Are you going to use your smokehouse on these?
post #4 of 29
Thread Starter 
Due to timing and the fact that its still warm here, plus NO cure, it will be safer for to hot smoke them, this time. But I just might.
post #5 of 29
Are those the crabs that were rooting around in your yard, declawed?biggrin.gif
post #6 of 29
good looking bellie's andy-soon gonna be bacon time for me again
post #7 of 29
Andy those look great I can't wait to see the awesome bacon I know is coming!
post #8 of 29
the lighting on the slabs in that second pic looks awesome. Like they're being showcased.
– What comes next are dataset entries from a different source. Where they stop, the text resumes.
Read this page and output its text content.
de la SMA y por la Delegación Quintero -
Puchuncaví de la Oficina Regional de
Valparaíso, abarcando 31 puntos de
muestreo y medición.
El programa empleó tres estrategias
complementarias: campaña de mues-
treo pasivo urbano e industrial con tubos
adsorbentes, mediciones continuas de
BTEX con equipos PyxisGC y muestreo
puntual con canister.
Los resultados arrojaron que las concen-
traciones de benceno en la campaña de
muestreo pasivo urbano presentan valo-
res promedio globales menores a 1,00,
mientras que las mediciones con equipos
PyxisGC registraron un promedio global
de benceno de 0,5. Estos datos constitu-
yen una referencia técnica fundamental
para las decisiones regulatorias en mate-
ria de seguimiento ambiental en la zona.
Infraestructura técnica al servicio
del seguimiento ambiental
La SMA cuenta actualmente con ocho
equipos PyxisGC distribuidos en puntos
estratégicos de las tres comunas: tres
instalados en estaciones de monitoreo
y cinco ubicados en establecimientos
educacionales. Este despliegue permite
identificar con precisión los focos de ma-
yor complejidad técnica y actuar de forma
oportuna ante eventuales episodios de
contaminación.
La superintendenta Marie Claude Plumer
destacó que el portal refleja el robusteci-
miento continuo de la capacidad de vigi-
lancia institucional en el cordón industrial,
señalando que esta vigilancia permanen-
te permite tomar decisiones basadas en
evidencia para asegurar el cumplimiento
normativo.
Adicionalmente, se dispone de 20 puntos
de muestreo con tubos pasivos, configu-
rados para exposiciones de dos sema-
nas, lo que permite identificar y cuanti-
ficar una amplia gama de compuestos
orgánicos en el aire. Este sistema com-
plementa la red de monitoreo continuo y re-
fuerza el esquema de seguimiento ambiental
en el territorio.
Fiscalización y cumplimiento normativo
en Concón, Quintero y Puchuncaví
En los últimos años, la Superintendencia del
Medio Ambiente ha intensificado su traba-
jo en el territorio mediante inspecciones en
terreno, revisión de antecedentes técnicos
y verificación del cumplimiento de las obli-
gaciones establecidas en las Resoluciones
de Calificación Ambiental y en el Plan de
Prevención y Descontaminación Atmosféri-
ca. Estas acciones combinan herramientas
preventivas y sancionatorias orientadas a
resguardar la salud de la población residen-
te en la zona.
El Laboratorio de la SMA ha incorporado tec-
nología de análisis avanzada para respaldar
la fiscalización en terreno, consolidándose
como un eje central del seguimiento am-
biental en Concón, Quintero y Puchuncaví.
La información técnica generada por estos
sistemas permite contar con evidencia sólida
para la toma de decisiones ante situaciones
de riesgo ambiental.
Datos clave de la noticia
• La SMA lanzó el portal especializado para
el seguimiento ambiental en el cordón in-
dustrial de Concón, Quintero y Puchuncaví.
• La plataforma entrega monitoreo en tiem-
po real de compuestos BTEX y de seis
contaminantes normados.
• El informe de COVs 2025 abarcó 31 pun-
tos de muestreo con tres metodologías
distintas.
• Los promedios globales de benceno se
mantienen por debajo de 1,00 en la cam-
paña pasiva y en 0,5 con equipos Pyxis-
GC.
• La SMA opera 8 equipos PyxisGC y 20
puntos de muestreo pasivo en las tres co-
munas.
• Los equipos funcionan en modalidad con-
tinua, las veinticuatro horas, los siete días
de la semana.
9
Can't wait to see the finished bacon!
post #9 of 29
The slabs look absolutely great.
Just like the monkey said after the lawnmower ran over his tail, "It won't be long now".....
post #10 of 29
I'd have to agree there Andy. Get 'em done and frozen. Man nice lookin' bellies tho. I play heck trying to get them local.
post #11 of 29
Thread Starter 
The whole family is looking forward to the taste test. Thanks to all who have takin a look.
post #12 of 29
You said you ordered these? Mind letting us know where you ordered them from? Like Richtee i can't really get belly locally. Niman ranch has it but its more on the expensive side, although looking just now it seems like it's not as expensive as the last time i looked.
post #13 of 29
Thread Starter 
What is meant by "ordering" is that a local meat shop that I always deal with, doesn't stock pork bellies. If I want them he will order them in for me. I guess there is not i big demand for them around here. (people don't know how easy easy it is to make bacon).
post #14 of 29
I was afraid of that..oh well. I have asked numerous meat markets and so called butcher shops if they would order it for me, but so far no takers. I got close once where they said they would call the supplier for a price and let me know so i knew what to expect, but then they never called back to confirm.

Somebody should start up a specialty meat mail order site. There is obviously a niche here going unfilled icon_smile.gif
post #15 of 29
There are such sites. Niman Ranch for instance, or do you mean a site that doesn't require you to mortgage your house to by a belly?
post #16 of 29
Thread Starter 
Well, its all smoked. As said earlier, I hot smoked them to 145 internal. Then shut off the propane and let smoke till internal dropped to 135.

The bellies in the gosm.

Here is the thin blue smoke.

Now the belly pieces.

A few ot these pieces will be made into Paprika bacon. More pics to come when this is done.
OH MAN, does this stuff smell amazing.....

post #17 of 29
That looks awesome PDT_Armataz_01_37.gif
post #18 of 29
I'm crying - the agony of not being able to smell it!
post #19 of 29
Someone brought a hunk of the Albalt Szolonna to the reunion I went to a couple weeks back..a place in Cleveland is still making it... Oh MY! Delicious!
post #20 of 29
great looking bacon Andy as usual-what do u pay for bellies there-2.49 here-come outta Phoenix.